The objective of the data and evidence compilation is to parameterise the BN model illustrated by DAG, which will be used to explore the drivers of child stunting. BN offers a suitable medium to identify the parts of a model with scarce data and to combine multiple types of evidence—raw data and meta-analyses—to learn model parameters.26 Given that no single study to date has captured all the factors implicated in child stunting that could be identified in the DAG, this approach is crucial to reconcile data across studies, qualitative beliefs and ‘gaps’ where limited data are available.

Secondary data are the most immediately useful information to estimate the conditional probability distributions of the interactions shown by nodes and edges in the DAG. DAG-relevant data from the Demographic and Health Surveys (DHS), with a focus on India, Indonesia and Senegal, will be compiled. These datasets will include information on dietary intake, anthropometry, access to healthcare, stunting and the home environment. We expect to parameterise most of the model based on data from thousands of individual children across the three countries. In addition, ancillary data will be compiled from other publicly available datasets on agriculture and air pollution to support model parameterisation. In particular, we will match the closest spatial particulate matter 2.5 air pollution data and Global Agro-Ecological Zones (GAEZ) agricultural production and gap data for child’s birth year with the household Global Positioning System coordinates in the DHS dataset.

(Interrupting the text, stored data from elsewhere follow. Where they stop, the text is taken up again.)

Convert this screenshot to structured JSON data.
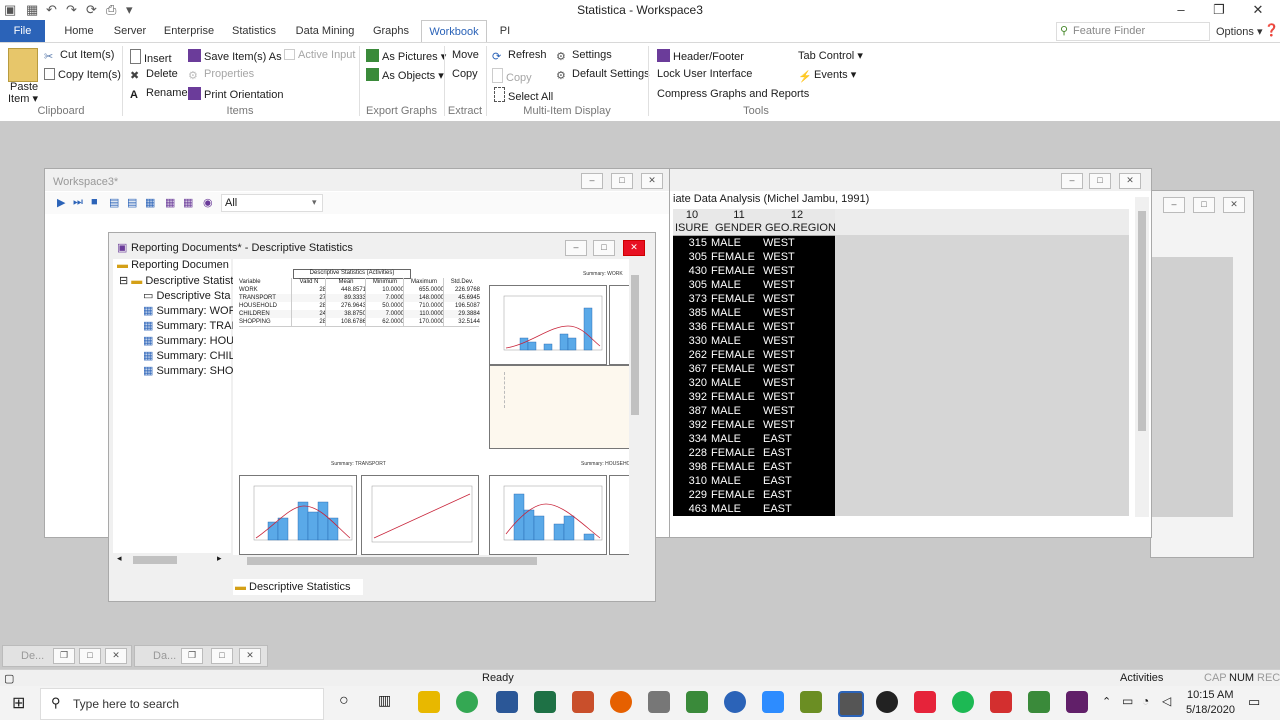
{
  "window": {
    "title": "Statistica - Workspace3"
  },
  "tabs": [
    "File",
    "Home",
    "Server",
    "Enterprise",
    "Statistics",
    "Data Mining",
    "Graphs",
    "Workbook",
    "PI"
  ],
  "feature_finder": {
    "placeholder": "Feature Finder"
  },
  "options_label": "Options",
  "ribbon": {
    "clipboard": {
      "paste": "Paste",
      "paste2": "Item",
      "cut": "Cut Item(s)",
      "copy": "Copy Item(s)",
      "group": "Clipboard"
    },
    "items": {
      "insert": "Insert",
      "delete": "Delete",
      "rename": "Rename",
      "save_as": "Save Item(s) As",
      "properties": "Properties",
      "print_orientation": "Print Orientation",
      "active_input": "Active Input",
      "group": "Items"
    },
    "export": {
      "as_pictures": "As Pictures",
      "as_objects": "As Objects",
      "group": "Export Graphs"
    },
    "extract": {
      "move": "Move",
      "copy": "Copy",
      "group": "Extract"
    },
    "display": {
      "refresh": "Refresh",
      "copy": "Copy",
      "select_all": "Select All",
      "settings": "Settings",
      "default_settings": "Default Settings",
      "group": "Multi-Item Display"
    },
    "tools": {
      "header_footer": "Header/Footer",
      "lock_ui": "Lock User Interface",
      "compress": "Compress Graphs and Reports",
      "tab_control": "Tab Control",
      "events": "Events",
      "group": "Tools"
    }
  },
  "workspace_win": {
    "title": "Workspace3*",
    "filter": "All"
  },
  "report_win": {
    "title": "Reporting Documents* - Descriptive Statistics",
    "tree": [
      "Reporting Documen",
      "Descriptive Statist",
      "Descriptive Sta",
      "Summary: WOR",
      "Summary: TRAI",
      "Summary: HOU",
      "Summary: CHIL",
      "Summary: SHO"
    ],
    "bottom_tab": "Descriptive Statistics",
    "table_title": "Descriptive Statistics (Activities)",
    "table_headers": [
      "Variable",
      "Valid N",
      "Mean",
      "Minimum",
      "Maximum",
      "Std.Dev."
    ],
    "table_rows": [
      [
        "WORK",
        "28",
        "448.8571",
        "10.0000",
        "655.0000",
        "226.9768"
      ],
      [
        "TRANSPORT",
        "27",
        "89.3333",
        "7.0000",
        "148.0000",
        "45.6945"
      ],
      [
        "HOUSEHOLD",
        "28",
        "276.9643",
        "50.0000",
        "710.0000",
        "196.5087"
      ],
      [
        "CHILDREN",
        "24",
        "38.8750",
        "7.0000",
        "110.0000",
        "29.3884"
      ],
      [
        "SHOPPING",
        "28",
        "108.6786",
        "62.0000",
        "170.0000",
        "32.5144"
      ]
    ],
    "summary_work": "Summary: WORK",
    "summary_transport": "Summary: TRANSPORT",
    "summary_household": "Summary: HOUSEHOLD"
  },
  "data_win": {
    "title": "iate Data Analysis (Michel Jambu, 1991)",
    "col_nums": [
      "10",
      "11",
      "12"
    ],
    "col_names": [
      "ISURE",
      "GENDER",
      "GEO.REGION"
    ],
    "rows": [
      [
        "315",
        "MALE",
        "WEST"
      ],
      [
        "305",
        "FEMALE",
        "WEST"
      ],
      [
        "430",
        "FEMALE",
        "WEST"
      ],
      [
        "305",
        "MALE",
        "WEST"
      ],
      [
        "373",
        "FEMALE",
        "WEST"
      ],
      [
        "385",
        "MALE",
        "WEST"
      ],
      [
        "336",
        "FEMALE",
        "WEST"
      ],
      [
        "330",
        "MALE",
        "WEST"
      ],
      [
        "262",
        "FEMALE",
        "WEST"
      ],
      [
        "367",
        "FEMALE",
        "WEST"
      ],
      [
        "320",
        "MALE",
        "WEST"
      ],
      [
        "392",
        "FEMALE",
        "WEST"
      ],
      [
        "387",
        "MALE",
        "WEST"
      ],
      [
        "392",
        "FEMALE",
        "WEST"
      ],
      [
        "334",
        "MALE",
        "EAST"
      ],
      [
        "228",
        "FEMALE",
        "EAST"
      ],
      [
        "398",
        "FEMALE",
        "EAST"
      ],
      [
        "310",
        "MALE",
        "EAST"
      ],
      [
        "229",
        "FEMALE",
        "EAST"
      ],
      [
        "463",
        "MALE",
        "EAST"
      ]
    ]
  },
  "minimized": [
    "De...",
    "Da..."
  ],
  "status": {
    "ready": "Ready",
    "activities": "Activities",
    "cap": "CAP",
    "num": "NUM",
    "rec": "REC"
  },
  "taskbar": {
    "search": "Type here to search",
    "time": "10:15 AM",
    "date": "5/18/2020"
  },
  "colors": {
    "accent": "#2b63b8",
    "grid_bg": "#000000",
    "workspace": "#c9c9c9"
  }
}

Some nodes in the DAG may have missing data in the DHS and ancillary datasets, and some nodes may be unobserved or essentially unmeasurable. We will use BN abstraction operations and expectation–maximisation (EM) algorithm to deal with the unobserved variables and missing data. First, we will remove unobserved and unmeasurable variables with BN abstraction operations to create a simplified DAG that matches with the available data. BN abstraction operations are graphical operations on DAG that remove or merge variables without disturbing the independence assumptions in the rest of the DAG.27–29 Since BN abstraction operations are algorithmic, the link between the original and simplified DAG remains clear. After this step, we will have a simplified DAG that has corresponding data from DHS, pollution and GAEZ datasets. The evidence base will highlight the evidence gap by documenting the link between the original and simplified DAG that is parameterised. Second, we use the EM algorithm to learn the conditional probability distributions of the simplified DAG. The EM algorithm learns BN parameters from missing data by iteratively estimating the expectations of the missing instances and computing the conditional probability distributions based on these expectations. An evidence base for the BN model will document the datasets and methods used to estimate the conditional probability distributions in different parts of the model. The evidence base will be available online for domain experts to browse and review the underlying evidence of the BN model.

Data analysis

This desk study will use two software programs to conduct the analysis. Descriptive statistics, preparatory analysis and parameter learning will occur in R.30 Descriptive statistics will summarise information on the factors in the model derived from the national health surveys. Parameter learning will define the conditional probability distribution parameters of each variable in BNs. The BN will be built in PyAgrum V.10.31 PyAgrum is a Python library for BN modelling.

Patient and public partnership strategy

This study will use only secondary and published evidence with no direct involvement of patients and members of the public; thus, no patient and public consultations will be held. However, the study’s concept was discussed with experts in the study countries (India, Indonesia and Senegal), and they will be involved in dissemination of the findings.

The findings of the study will be published in peer-reviewed journals. Results will also be disseminated through a blog post. All data, models and codes used will be available upon completion of the project in a public repository.